Tokyo: Using Japan’s most powerful computer, researchers have explored how the physics of champagne bubbles may help fulfil the world’s future energy needs.
The team was able to simulate bubble nucleation process from the molecular level by harnessing the K computer at RIKEN – the most powerful system in Japan.
In the bubble nucleation process, bubbles immediately form and then rapidly begin the process of ‘coarsening’ in which larger bubbles grow at the expense of smaller ones.
This fundamental phenomenon is known as ‘Ostwald ripening’ and is familiar for its role in bubbly beverages. It is also seen in a wide range of scientific systems including spin systems, foams and metallic alloys.
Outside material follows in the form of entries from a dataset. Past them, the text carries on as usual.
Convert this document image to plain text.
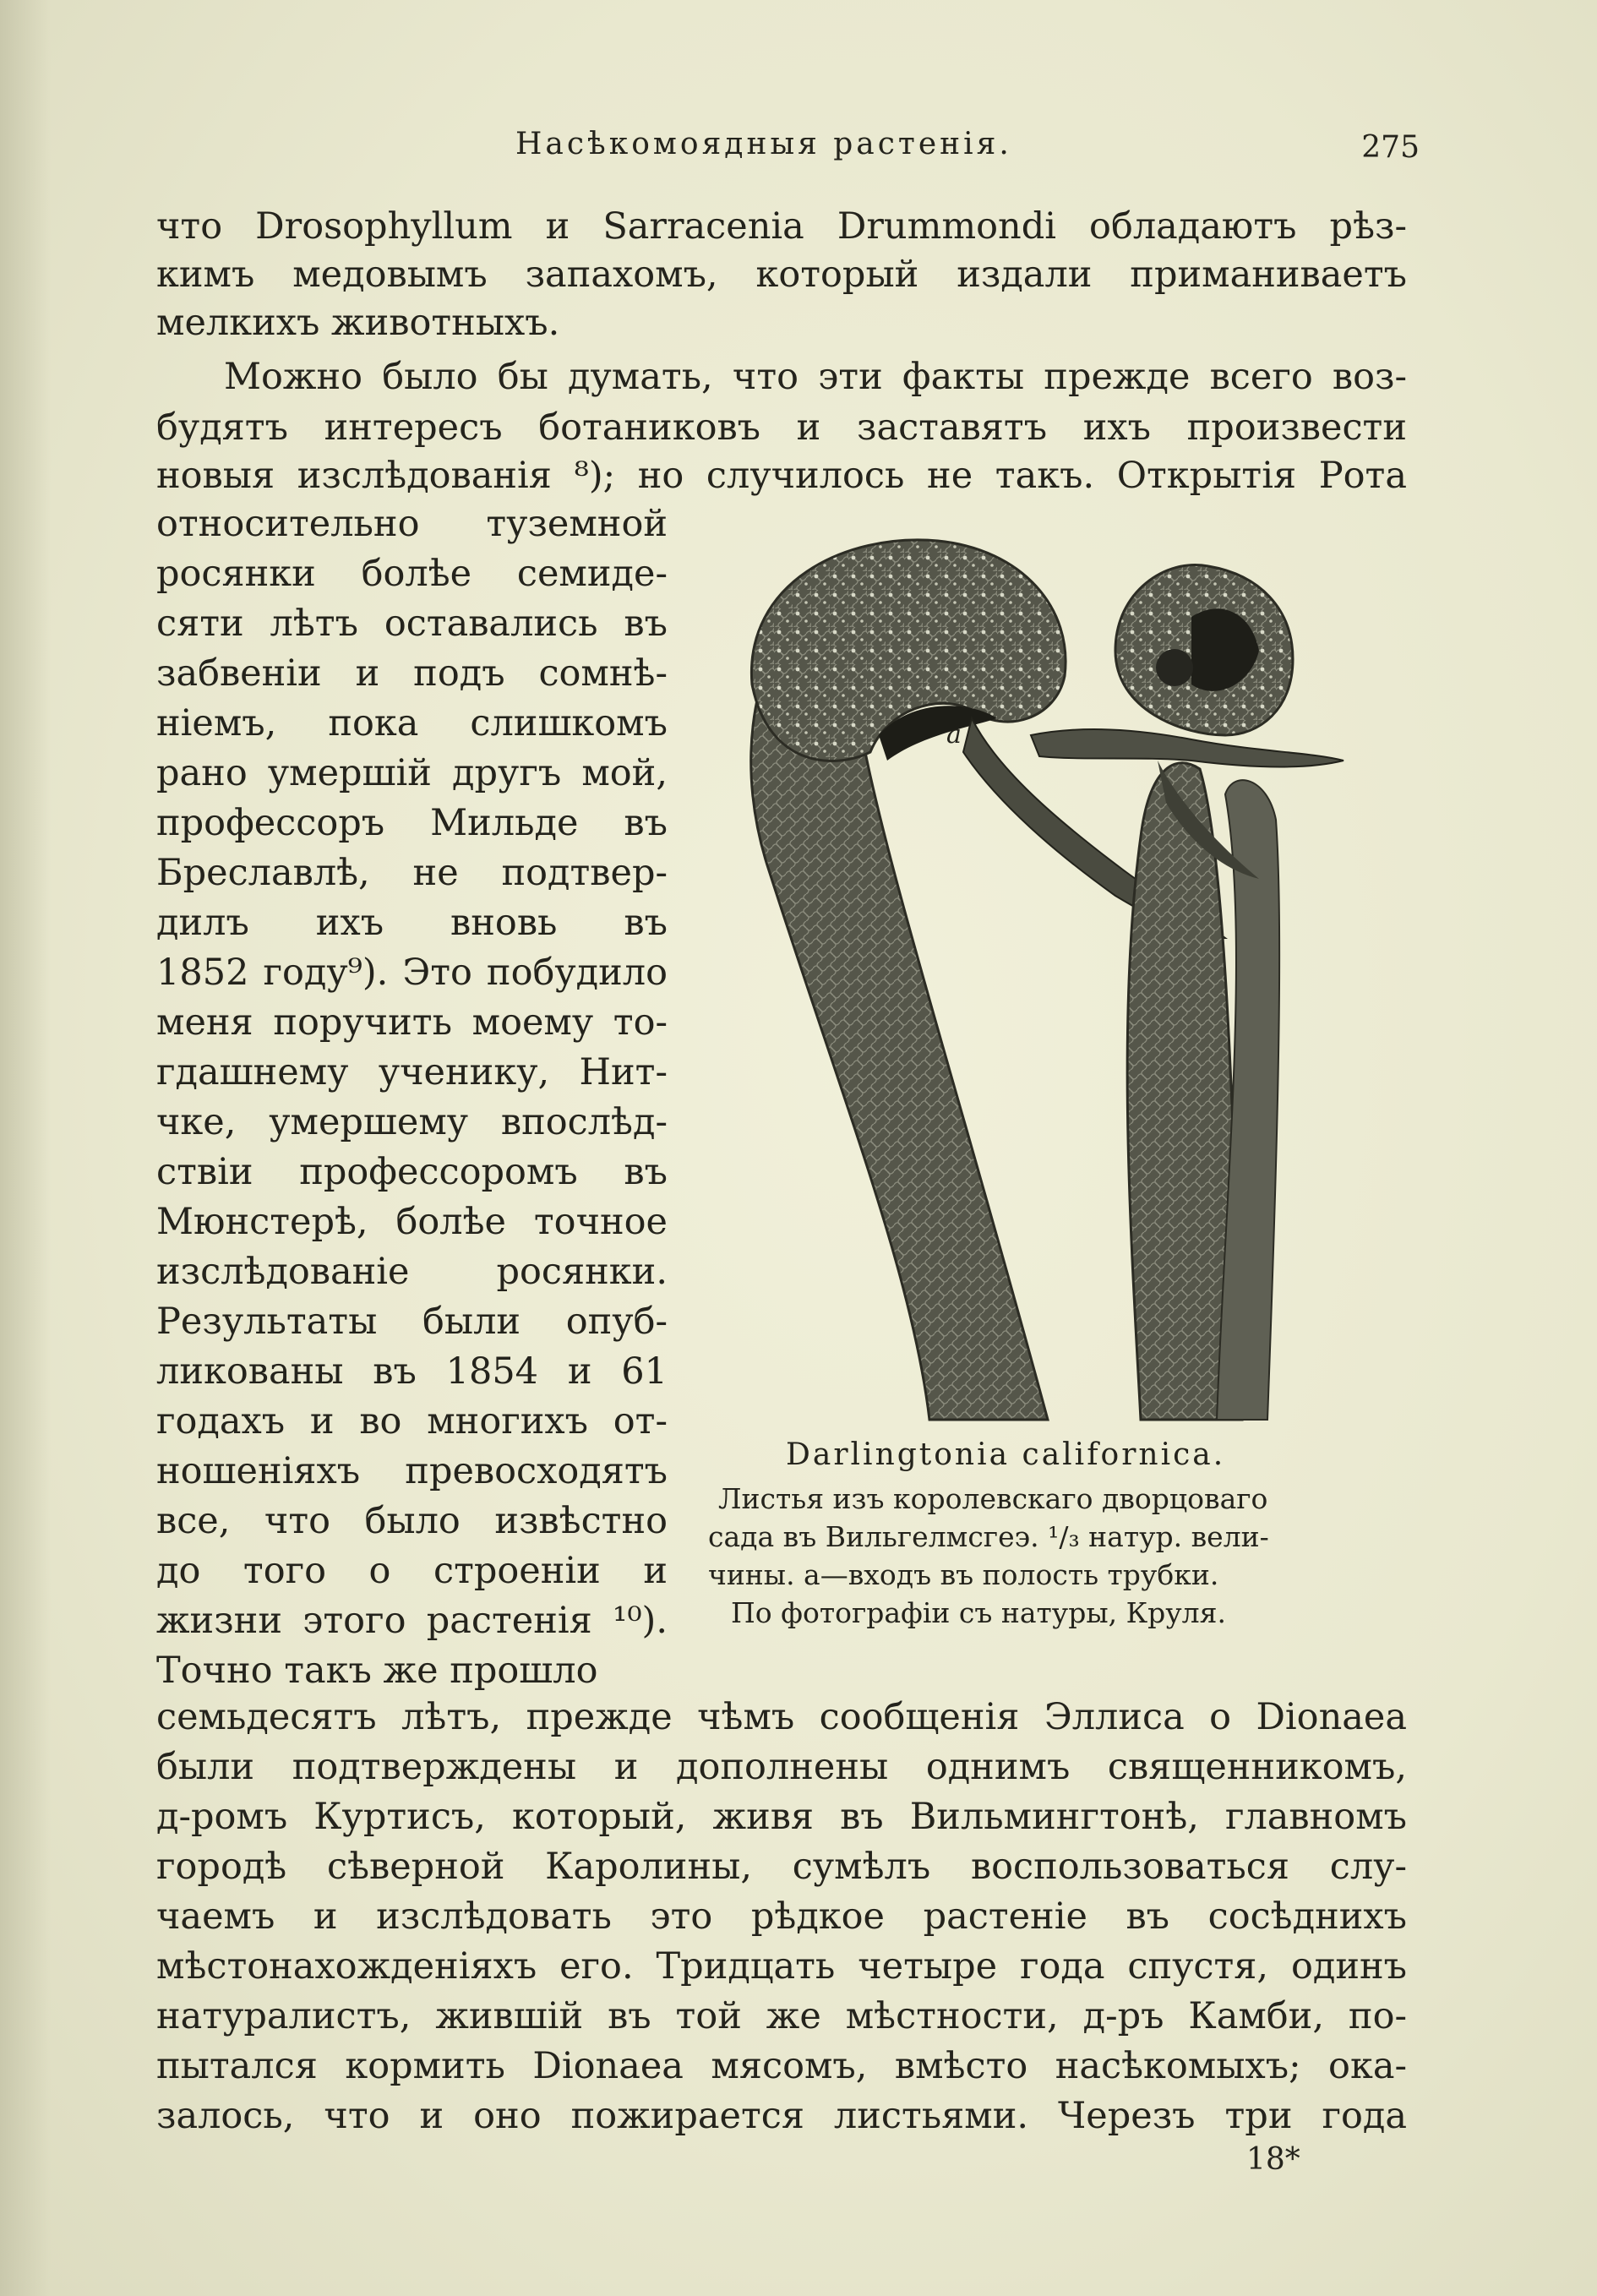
Насѣкомоядныя растенія.	275
что Drosophyllum и Sarracenia Drummondi обладаютъ рѣз-
кимъ медовымъ запахомъ, который издали приманиваетъ
мелкихъ животныхъ.
Можно было бы думать, что эти факты прежде всего воз-
будятъ интересъ ботаниковъ и заставятъ ихъ произвести
новыя изслѣдованія ⁸); но случилось не такъ. Открытія Рота
относительно туземной
росянки болѣе семиде-
сяти лѣтъ оставались въ
забвеніи и подъ сомнѣ-
ніемъ, пока слишкомъ
рано умершій другъ мой,
профессоръ Мильде въ
Бреславлѣ, не подтвер-
дилъ ихъ вновь въ
1852 году⁹). Это побудило
меня поручить моему то-
гдашнему ученику, Нит-
чке, умершему впослѣд-
ствіи профессоромъ въ
Мюнстерѣ, болѣе точное
изслѣдованіе росянки.
Результаты были опуб-
ликованы въ 1854 и 61
годахъ и во многихъ от-
ношеніяхъ превосходятъ
все, что было извѣстно
до того о строеніи и
жизни этого растенія ¹⁰).
Точно такъ же прошло
a
Darlingtonia californica.
Листья изъ королевскаго дворцоваго
сада въ Вильгелмсгеэ. ¹/₃ натур. вели-
чины. a—входъ въ полость трубки.
По фотографіи съ натуры, Круля.
семьдесятъ лѣтъ, прежде чѣмъ сообщенія Эллиса о Dionaea
были подтверждены и дополнены однимъ священникомъ,
д-ромъ Куртисъ, который, живя въ Вильмингтонѣ, главномъ
городѣ сѣверной Каролины, сумѣлъ воспользоваться слу-
чаемъ и изслѣдовать это рѣдкое растеніе въ сосѣднихъ
мѣстонахожденіяхъ его. Тридцать четыре года спустя, одинъ
натуралистъ, жившій въ той же мѣстности, д-ръ Камби, по-
пытался кормить Dionaea мясомъ, вмѣсто насѣкомыхъ; ока-
залось, что и оно пожирается листьями. Черезъ три года
18*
On a much larger scale, ‘Ostwald ripening’ can be observed in a power-generating turbine. Most power stations rely on boilers to convert water into steam but the phase transition involved is highly complex.
During the phase transition, no one is exactly sure what is occurring inside the boiler especially how bubbles form. So a team of researchers from the University of Tokyo, Kyusyu University and RIKEN in Japan set out to find an answer.
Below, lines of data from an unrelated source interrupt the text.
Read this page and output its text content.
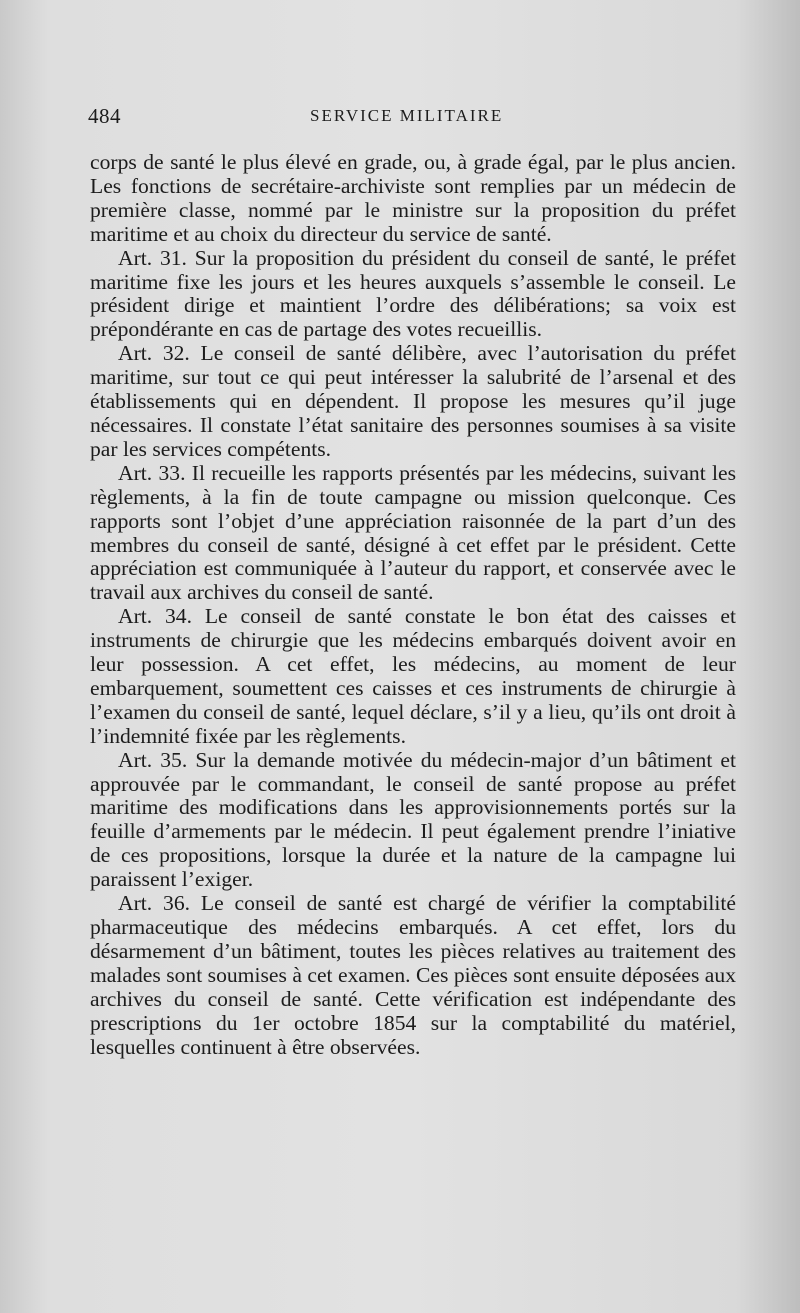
484	SERVICE MILITAIRE

corps de santé le plus élevé en grade, ou, à grade égal, par le plus ancien. Les fonctions de secrétaire-archiviste sont remplies par un médecin de première classe, nommé par le ministre sur la proposition du préfet maritime et au choix du directeur du service de santé.

Art. 31. Sur la proposition du président du conseil de santé, le préfet maritime fixe les jours et les heures auxquels s’assemble le conseil. Le président dirige et maintient l’ordre des délibérations; sa voix est prépondérante en cas de partage des votes recueillis.

Art. 32. Le conseil de santé délibère, avec l’autorisation du préfet maritime, sur tout ce qui peut intéresser la salubrité de l’arsenal et des établissements qui en dépendent. Il propose les mesures qu’il juge nécessaires. Il constate l’état sanitaire des personnes soumises à sa visite par les services compétents.

Art. 33. Il recueille les rapports présentés par les médecins, suivant les règlements, à la fin de toute campagne ou mission quelconque. Ces rapports sont l’objet d’une appréciation raisonnée de la part d’un des membres du conseil de santé, désigné à cet effet par le président. Cette appréciation est communiquée à l’auteur du rapport, et conservée avec le travail aux archives du conseil de santé.

Art. 34. Le conseil de santé constate le bon état des caisses et instruments de chirurgie que les médecins embarqués doivent avoir en leur possession. A cet effet, les médecins, au moment de leur embarquement, soumettent ces caisses et ces instruments de chirurgie à l’examen du conseil de santé, lequel déclare, s’il y a lieu, qu’ils ont droit à l’indemnité fixée par les règlements.

Art. 35. Sur la demande motivée du médecin-major d’un bâtiment et approuvée par le commandant, le conseil de santé propose au préfet maritime des modifications dans les approvisionnements portés sur la feuille d’armements par le médecin. Il peut également prendre l’iniative de ces propositions, lorsque la durée et la nature de la campagne lui paraissent l’exiger.

Art. 36. Le conseil de santé est chargé de vérifier la comptabilité pharmaceutique des médecins embarqués. A cet effet, lors du désarmement d’un bâtiment, toutes les pièces relatives au traitement des malades sont soumises à cet examen. Ces pièces sont ensuite déposées aux archives du conseil de santé. Cette vérification est indépendante des prescriptions du 1er octobre 1854 sur la comptabilité du matériel, lesquelles continuent à être observées.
“A huge number of molecules, however, are necessary to simulate bubbles on the order of 10,000 are required to express a bubble,” said Hiroshi Watanabe, research associate at University of Tokyo’s institute for solid state physics.
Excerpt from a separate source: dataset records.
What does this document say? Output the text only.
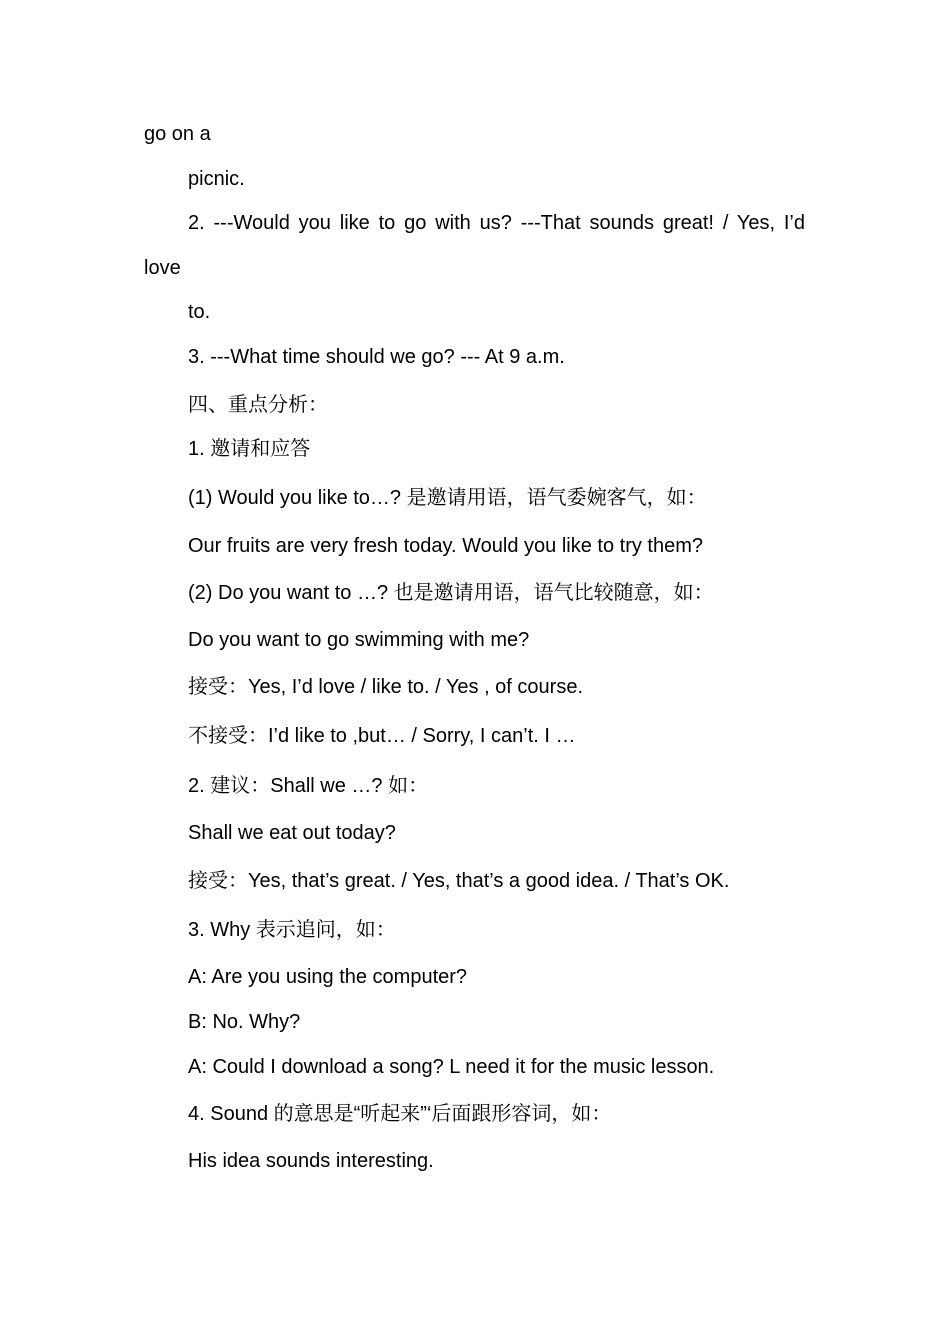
go on a
picnic.
2. ---Would you like to go with us? ---That sounds great! / Yes, I’d
love
to.
3. ---What time should we go? --- At 9 a.m.
四、重点分析：
1. 邀请和应答
(1) Would you like to…? 是邀请用语，语气委婉客气，如：
Our fruits are very fresh today. Would you like to try them?
(2) Do you want to …? 也是邀请用语，语气比较随意，如：
Do you want to go swimming with me?
接受：Yes, I’d love / like to. / Yes , of course.
不接受：I’d like to ,but… / Sorry, I can’t. I …
2. 建议：Shall we …? 如：
Shall we eat out today?
接受：Yes, that’s great. / Yes, that’s a good idea. / That’s OK.
3. Why 表示追问，如：
A: Are you using the computer?
B: No. Why?
A: Could I download a song? L need it for the music lesson.
4. Sound 的意思是“听起来”‘后面跟形容词，如：
His idea sounds interesting.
So the team needed at least this many to investigate hundreds of millions of molecules a feat not possible on a single computer.
The team, in fact, wound up simulating a whopping 700 million particles, following their collective motions through a million time steps – a feat they accomplished by performing massively parallel simulations using 4,000 processors on the K computer.
This was, to the best of their knowledge, the first simulation to investigate multi-bubble nuclei without relying on any artificial conditions.
As far as implications of the team’s work, an enhanced understanding of the behavior of bubbles is very important for the field of engineering because it may enable the design of more efficient power stations or propellers.